Mia told us that she was currently on licence for two years having been released from prison several months previously. Since her release from prison, Mia had been regularly doing charity work and had secured a place at university.
She explained that her brother had recently become engaged and was due to get married in India in the summer. He had been a huge support to Mia during her trial and she was desperate to attend his wedding not only to celebrate with him but to try to rebuild relationships with other members of her family who had been affected by her conviction and time in prison.
Mia told us that she had developed a good relationship with her Probation Officer, sticking rigidly to all restrictions and requirements placed on her. So she was surprised when having discussed informally the prospect of travelling to India, her Probation Officer had given her a categorical refusal. Mia asked us whether she should accept this decision or whether it would be worth her making a formal application.
We explained to Mia that one of the standard conditions on a licence was:-
Not to travel outside the United Kingdom unless otherwise directed by your supervising officer (permission for which will be given in exceptional circumstances only) or for the purpose of complying with immigration/deportation.
As there was guidance as to what constituted ‘exceptional circumstances’, we believed it would be worth Mia making an application in writing.
We provided Mia with details of the criteria that Probation Officers should consider when taking into account requests for travel abroad (of which there are 6) and explained to Mia that her application letter should address each of these separate points. The guidance states that:
If the answers to questions 1 to 5 are “no” and question 6 is “yes”, then it can be considered that an offender has met the requirements to qualify for temporary travel overseas.
We set out to Mia the process of appealing a decision if her application were to be declined.
Mia took our advice and addressed each of the points set out in the guidance.
A couple of weeks later, Mia got back in touch to let us know that her application had been approved and that she would be travelling to India in the summer.
I wrote my letter and addressed all the points that Unlock told me I should. I couldn’t believe it when I was given permission to go. It’s really important to me that I’m able to be there to support my brother as he’s supported me in the past.
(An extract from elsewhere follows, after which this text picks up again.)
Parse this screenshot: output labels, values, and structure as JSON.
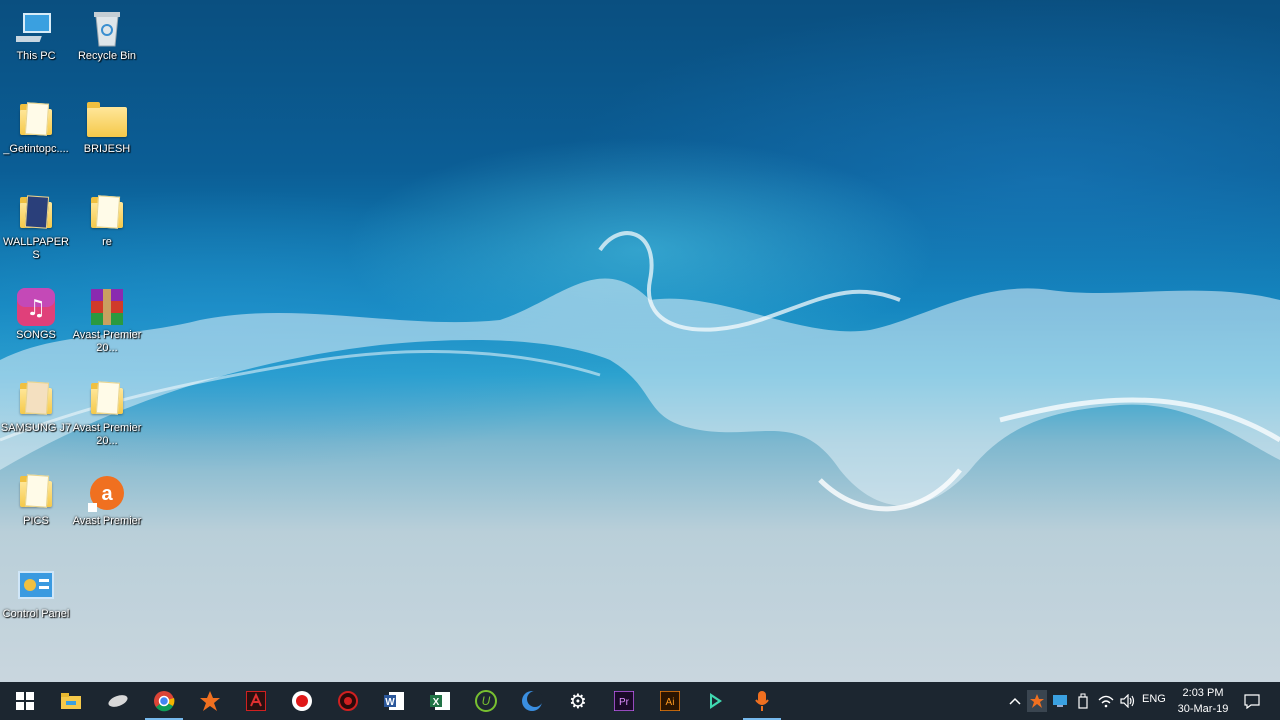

Thanks to Unlock, I’ll be able to do that.
This case shows the importance of having a clear understanding of the criteria that Probation Officer’s should consider when taking into account requests to travel abroad. It also demonstrates how requests in writing can often be harder for a Probation Officer to refuse.
There’s information on travelling abroad whilst on licence on our self-help information site.
Notes about this case study
This case study relates to Unlock’s helpline.
Names and details have been changed to protect the identity of those involved.